人間には、二つ手がある。その二つの手は決して手ぶらではない。必ず両手はふさがっている。それは何故か。ナイフとフォークとスプーンの三つのうちのどれかをどちらの手にも持っているからだ。それは何となく見えてくる。コイツはフォークを両手に持っている。アイツはスプーンとフォークを持っている。そうやって見えてくる。

食べることが生きることとはまさにそうで、人間は人間を心の中で喰らう。その為にナイフとフォークとスプーンは必要になる。人によって食べ方は違う。ナイフで切り刻んでからフォークで食べるヤツ。フォークで何度も突き刺してから、またフォークで食べるヤツ。スプーンでゆっくり潰して、それをすくって食べるヤツ。

俺はきっと片方の手にナイフ、またもう片方の手にもナイフを持っている。下手な切り方をして、そして切りっぱなしにして上手く食べられない。

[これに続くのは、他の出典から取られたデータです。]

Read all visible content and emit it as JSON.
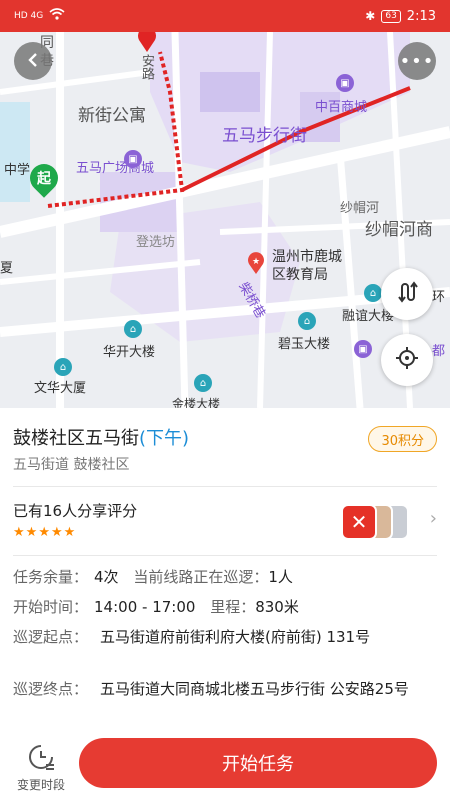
{
  "statusbar": {
    "left_icons": "HD 4G",
    "battery": "63",
    "time": "2:13"
  },
  "map": {
    "labels": [
      {
        "text": "同",
        "cls": "gray"
      },
      {
        "text": "巷",
        "cls": "gray"
      },
      {
        "text": "安路",
        "cls": "gray"
      },
      {
        "text": "新街公寓",
        "cls": "big"
      },
      {
        "text": "中百商城",
        "cls": "purple"
      },
      {
        "text": "五马步行街",
        "cls": "purplebig"
      },
      {
        "text": "中学",
        "cls": "dark"
      },
      {
        "text": "五马广场商城",
        "cls": "purple"
      },
      {
        "text": "纱帽河",
        "cls": "gray"
      },
      {
        "text": "纱帽河商",
        "cls": "big"
      },
      {
        "text": "登选坊",
        "cls": "gray"
      },
      {
        "text": "温州市鹿城",
        "cls": "dark"
      },
      {
        "text": "区教育局",
        "cls": "dark"
      },
      {
        "text": "柴桥巷",
        "cls": "purple"
      },
      {
        "text": "华开大楼",
        "cls": "dark"
      },
      {
        "text": "碧玉大楼",
        "cls": "dark"
      },
      {
        "text": "融谊大楼",
        "cls": "dark"
      },
      {
        "text": "文华大厦",
        "cls": "dark"
      },
      {
        "text": "环",
        "cls": "dark"
      },
      {
        "text": "都",
        "cls": "purple"
      },
      {
        "text": "夏",
        "cls": "dark"
      },
      {
        "text": "金楼大楼",
        "cls": "dark"
      }
    ],
    "start_marker": "起",
    "back_icon": "back-arrow-icon",
    "more_icon": "more-icon",
    "route_icon": "route-icon",
    "locate_icon": "locate-icon"
  },
  "task": {
    "title": "鼓楼社区五马街",
    "time_tag": "(下午)",
    "subtitle": "五马街道 鼓楼社区",
    "points_badge": "30积分",
    "rating_text": "已有16人分享评分",
    "rating": 5,
    "rows": [
      {
        "label": "任务余量：",
        "value": "4次",
        "label2": "当前线路正在巡逻：",
        "value2": "1人"
      },
      {
        "label": "开始时间：",
        "value": "14:00 - 17:00",
        "label2": "里程：",
        "value2": "830米"
      }
    ],
    "start_point_label": "巡逻起点：",
    "start_point": "五马街道府前街利府大楼(府前街) 131号",
    "end_point_label": "巡逻终点：",
    "end_point": "五马街道大同商城北楼五马步行街 公安路25号"
  },
  "bottom": {
    "change_time_label": "变更时段",
    "start_button": "开始任务"
  },
  "colors": {
    "primary": "#e63b32",
    "route": "#e02424",
    "accent_blue": "#1c8dd6",
    "badge": "#e68a00"
  }
}
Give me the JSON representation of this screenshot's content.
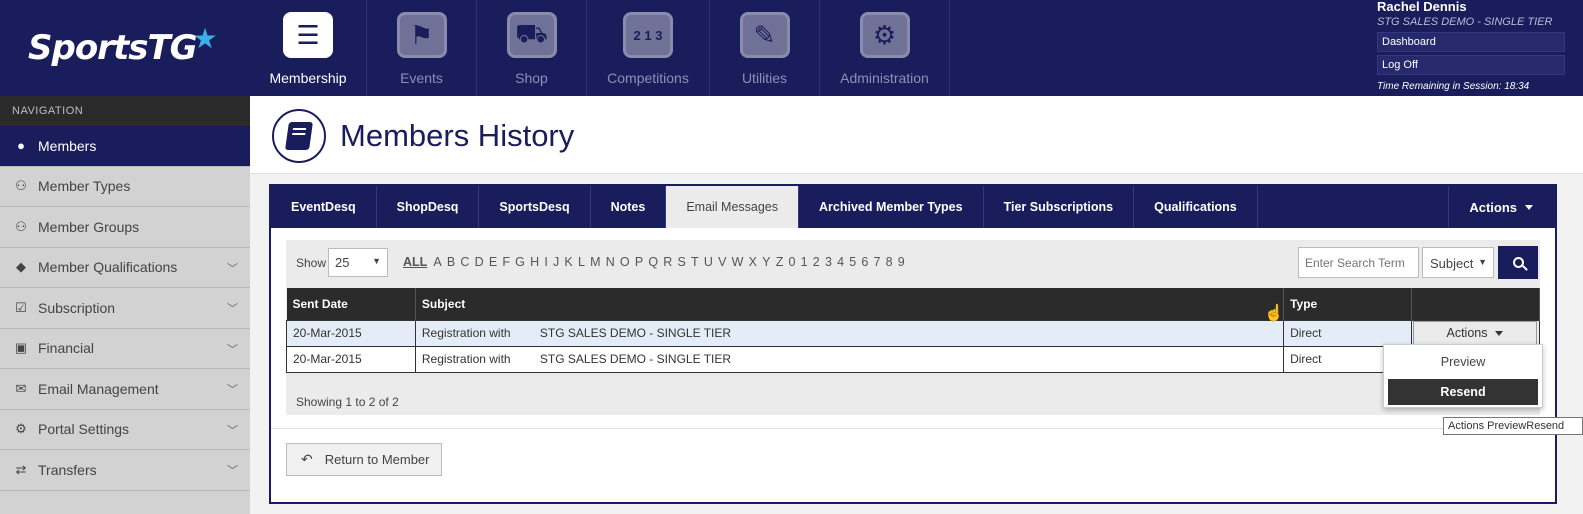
{
  "brand": {
    "logo_text": "SportsTG"
  },
  "modules": [
    {
      "label": "Membership",
      "icon": "membership-icon",
      "active": true
    },
    {
      "label": "Events",
      "icon": "events-icon",
      "active": false
    },
    {
      "label": "Shop",
      "icon": "shop-cart-icon",
      "active": false
    },
    {
      "label": "Competitions",
      "icon": "podium-icon",
      "active": false
    },
    {
      "label": "Utilities",
      "icon": "wrench-icon",
      "active": false
    },
    {
      "label": "Administration",
      "icon": "gear-icon",
      "active": false
    }
  ],
  "user": {
    "name": "Rachel Dennis",
    "org": "STG SALES DEMO - SINGLE TIER",
    "dashboard": "Dashboard",
    "logoff": "Log Off",
    "session": "Time Remaining in Session: 18:34"
  },
  "sidebar": {
    "title": "NAVIGATION",
    "items": [
      {
        "label": "Members",
        "icon": "user-icon",
        "active": true,
        "chevron": false
      },
      {
        "label": "Member Types",
        "icon": "users-icon",
        "active": false,
        "chevron": false
      },
      {
        "label": "Member Groups",
        "icon": "group-icon",
        "active": false,
        "chevron": false
      },
      {
        "label": "Member Qualifications",
        "icon": "tags-icon",
        "active": false,
        "chevron": true
      },
      {
        "label": "Subscription",
        "icon": "checkbox-icon",
        "active": false,
        "chevron": true
      },
      {
        "label": "Financial",
        "icon": "money-icon",
        "active": false,
        "chevron": true
      },
      {
        "label": "Email Management",
        "icon": "envelope-icon",
        "active": false,
        "chevron": true
      },
      {
        "label": "Portal Settings",
        "icon": "cogs-icon",
        "active": false,
        "chevron": true
      },
      {
        "label": "Transfers",
        "icon": "exchange-icon",
        "active": false,
        "chevron": true
      }
    ]
  },
  "page": {
    "title": "Members History"
  },
  "tabs": [
    {
      "label": "EventDesq",
      "active": false
    },
    {
      "label": "ShopDesq",
      "active": false
    },
    {
      "label": "SportsDesq",
      "active": false
    },
    {
      "label": "Notes",
      "active": false
    },
    {
      "label": "Email Messages",
      "active": true
    },
    {
      "label": "Archived Member Types",
      "active": false
    },
    {
      "label": "Tier Subscriptions",
      "active": false
    },
    {
      "label": "Qualifications",
      "active": false
    }
  ],
  "tab_actions": "Actions",
  "controls": {
    "show_label": "Show",
    "show_value": "25",
    "alpha_all": "ALL",
    "alpha": [
      "A",
      "B",
      "C",
      "D",
      "E",
      "F",
      "G",
      "H",
      "I",
      "J",
      "K",
      "L",
      "M",
      "N",
      "O",
      "P",
      "Q",
      "R",
      "S",
      "T",
      "U",
      "V",
      "W",
      "X",
      "Y",
      "Z",
      "0",
      "1",
      "2",
      "3",
      "4",
      "5",
      "6",
      "7",
      "8",
      "9"
    ],
    "search_placeholder": "Enter Search Term",
    "filter_value": "Subject"
  },
  "table": {
    "columns": [
      "Sent Date",
      "Subject",
      "Type",
      ""
    ],
    "rows": [
      {
        "date": "20-Mar-2015",
        "subject_a": "Registration with",
        "subject_b": "STG SALES DEMO - SINGLE TIER",
        "type": "Direct",
        "action": "Actions"
      },
      {
        "date": "20-Mar-2015",
        "subject_a": "Registration with",
        "subject_b": "STG SALES DEMO - SINGLE TIER",
        "type": "Direct",
        "action": ""
      }
    ]
  },
  "footer": {
    "showing": "Showing 1 to 2 of 2"
  },
  "dropdown": {
    "items": [
      "Preview",
      "Resend"
    ]
  },
  "return_button": "Return to Member",
  "tooltip": "Actions PreviewResend",
  "colors": {
    "primary": "#1a1d5c",
    "accent": "#3bb0e8"
  }
}
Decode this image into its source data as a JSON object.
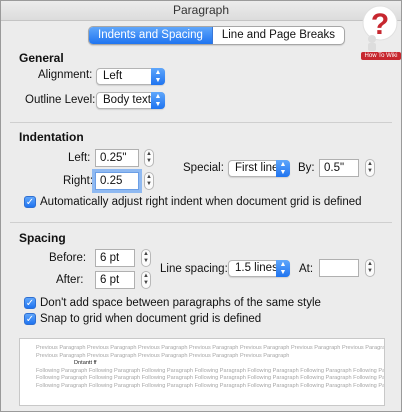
{
  "window": {
    "title": "Paragraph"
  },
  "tabs": [
    {
      "label": "Indents and Spacing",
      "active": true
    },
    {
      "label": "Line and Page Breaks",
      "active": false
    }
  ],
  "general": {
    "heading": "General",
    "alignment_label": "Alignment:",
    "alignment_value": "Left",
    "outline_label": "Outline Level:",
    "outline_value": "Body text"
  },
  "indentation": {
    "heading": "Indentation",
    "left_label": "Left:",
    "left_value": "0.25\"",
    "right_label": "Right:",
    "right_value": "0.25",
    "special_label": "Special:",
    "special_value": "First line",
    "by_label": "By:",
    "by_value": "0.5\"",
    "auto_adjust_label": "Automatically adjust right indent when document grid is defined",
    "auto_adjust_checked": true
  },
  "spacing": {
    "heading": "Spacing",
    "before_label": "Before:",
    "before_value": "6 pt",
    "after_label": "After:",
    "after_value": "6 pt",
    "line_spacing_label": "Line spacing:",
    "line_spacing_value": "1.5 lines",
    "at_label": "At:",
    "at_value": "",
    "no_space_label": "Don't add space between paragraphs of the same style",
    "no_space_checked": true,
    "snap_label": "Snap to grid when document grid is defined",
    "snap_checked": true
  },
  "preview": {
    "previous_1": "Previous Paragraph Previous Paragraph Previous Paragraph Previous Paragraph Previous Paragraph Previous Paragraph Previous Paragraph",
    "previous_2": "Previous Paragraph Previous Paragraph Previous Paragraph Previous Paragraph Previous Paragraph",
    "sample": "Dntantt ff",
    "following_1": "Following Paragraph Following Paragraph Following Paragraph Following Paragraph Following Paragraph Following Paragraph Following Paragraph",
    "following_2": "Following Paragraph Following Paragraph Following Paragraph Following Paragraph Following Paragraph Following Paragraph Following Paragraph",
    "following_3": "Following Paragraph Following Paragraph Following Paragraph Following Paragraph Following Paragraph Following Paragraph Following Paragraph"
  },
  "watermark": {
    "text": "How To Wiki",
    "color": "#c7272f"
  },
  "colors": {
    "accent": "#1f74f0",
    "focus_ring": "#8fb9f1"
  }
}
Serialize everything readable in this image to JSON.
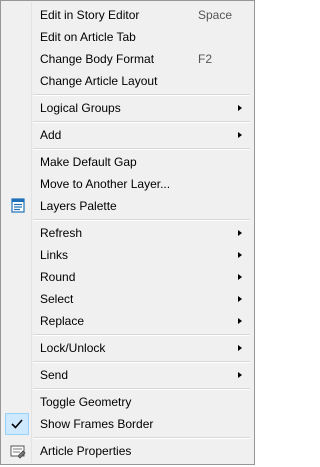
{
  "menu": {
    "items": [
      {
        "label": "Edit in Story Editor",
        "shortcut": "Space"
      },
      {
        "label": "Edit on Article Tab"
      },
      {
        "label": "Change Body Format",
        "shortcut": "F2"
      },
      {
        "label": "Change Article Layout"
      },
      {
        "label": "Logical Groups",
        "submenu": true
      },
      {
        "label": "Add",
        "submenu": true
      },
      {
        "label": "Make Default Gap"
      },
      {
        "label": "Move to Another Layer..."
      },
      {
        "label": "Layers Palette",
        "icon": "layers-palette-icon"
      },
      {
        "label": "Refresh",
        "submenu": true
      },
      {
        "label": "Links",
        "submenu": true
      },
      {
        "label": "Round",
        "submenu": true
      },
      {
        "label": "Select",
        "submenu": true
      },
      {
        "label": "Replace",
        "submenu": true
      },
      {
        "label": "Lock/Unlock",
        "submenu": true
      },
      {
        "label": "Send",
        "submenu": true
      },
      {
        "label": "Toggle Geometry"
      },
      {
        "label": "Show Frames Border",
        "checked": true
      },
      {
        "label": "Article Properties",
        "icon": "article-properties-icon"
      }
    ]
  },
  "colors": {
    "background": "#f0f0f0",
    "border": "#979797",
    "check_highlight": "#cde8ff",
    "icon_blue": "#1e6fb8"
  }
}
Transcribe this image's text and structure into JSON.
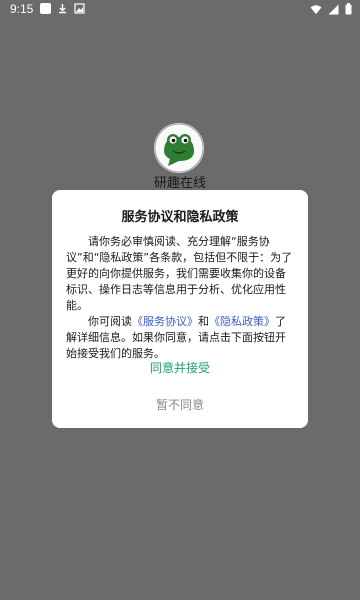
{
  "status_bar": {
    "time": "9:15",
    "left_icons": [
      "app-square-icon",
      "download-icon",
      "image-icon"
    ],
    "right_icons": [
      "wifi-icon",
      "signal-icon",
      "battery-icon"
    ]
  },
  "splash": {
    "app_name": "研趣在线",
    "logo_icon": "frog-logo-icon"
  },
  "dialog": {
    "title": "服务协议和隐私政策",
    "para1": "请你务必审慎阅读、充分理解“服务协议”和“隐私政策”各条款，包括但不限于：为了更好的向你提供服务，我们需要收集你的设备标识、操作日志等信息用于分析、优化应用性能。",
    "para2_prefix": "你可阅读",
    "service_link": "《服务协议》",
    "and_text": "和",
    "privacy_link": "《隐私政策》",
    "para2_suffix": "了解详细信息。如果你同意，请点击下面按钮开始接受我们的服务。",
    "agree_label": "同意并接受",
    "disagree_label": "暂不同意"
  },
  "colors": {
    "overlay": "#6b6b6b",
    "logo_green": "#2e7d32",
    "link": "#3a5bd9",
    "agree": "#1aa36f",
    "disagree": "#8a8a8a"
  }
}
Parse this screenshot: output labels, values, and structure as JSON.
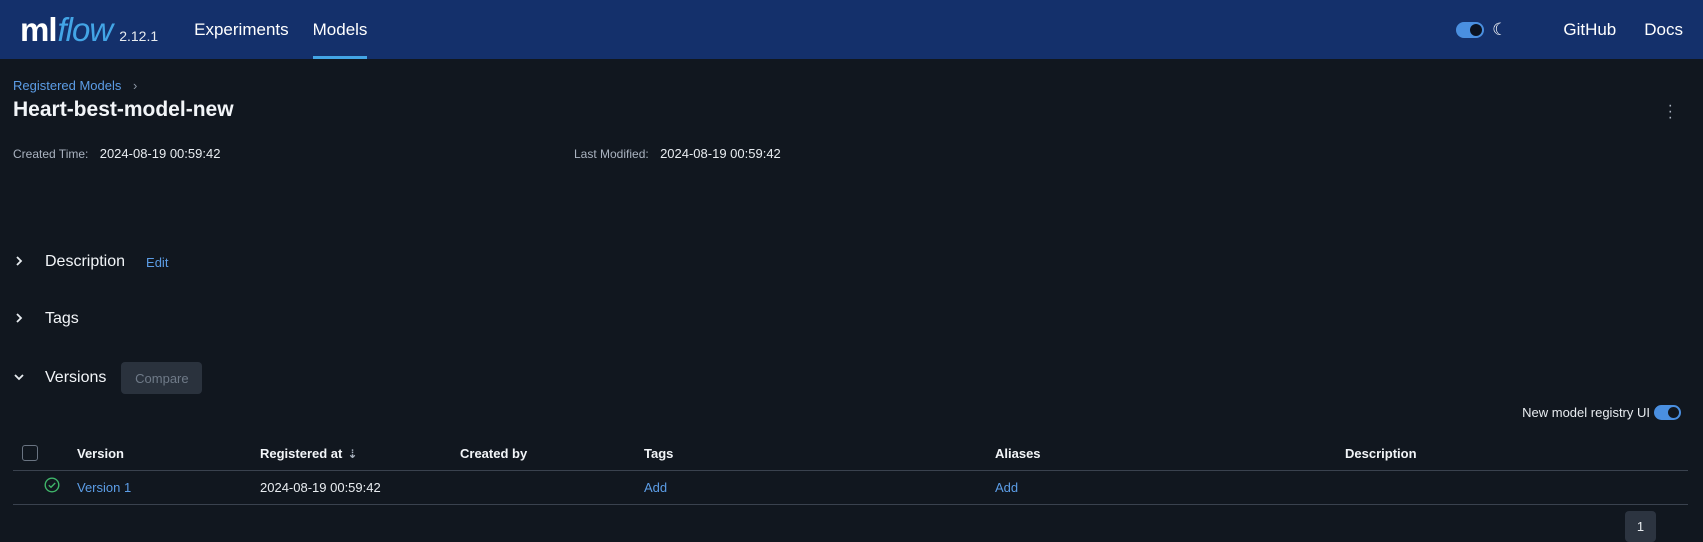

色んなヤツを見てきたが、一人、異質なヤツがいた。ナイフもフォークもスプーンも持っていないヤツだ。山本は何も持っていなかった。丸腰で、無防備だった。本当は持っているんじゃないかと見ようとして、ずっとコイツを見ていても、やっぱり見えない。

俺の持っているナイフはいつの間にか山本の中に取り込まれていって、消えてしまった。俺も無防備で、山本も無防備で、俺は時々不安になる。喰われちまわないかと怖じ気づく。アイツはどうかと言えば、笑ってばかりいる。怖いものを知らないかのように。
山本の子供みたいに温かい手が、俺の手を握ると不思議と不安が消えていく。フォークに刺されないか、ナイフで切り刻まれないか、スプーンで掬われないか、そんな不安が溶けていく。

山本といるとあまりにも無防備だった。人間はものを食べている時はとても無防備だ。それに似ている。知っていた感覚、でも知らなかった感覚。生まれて始めてナイフを持たず、俺は人の群れの中に立つ。彼の隣で。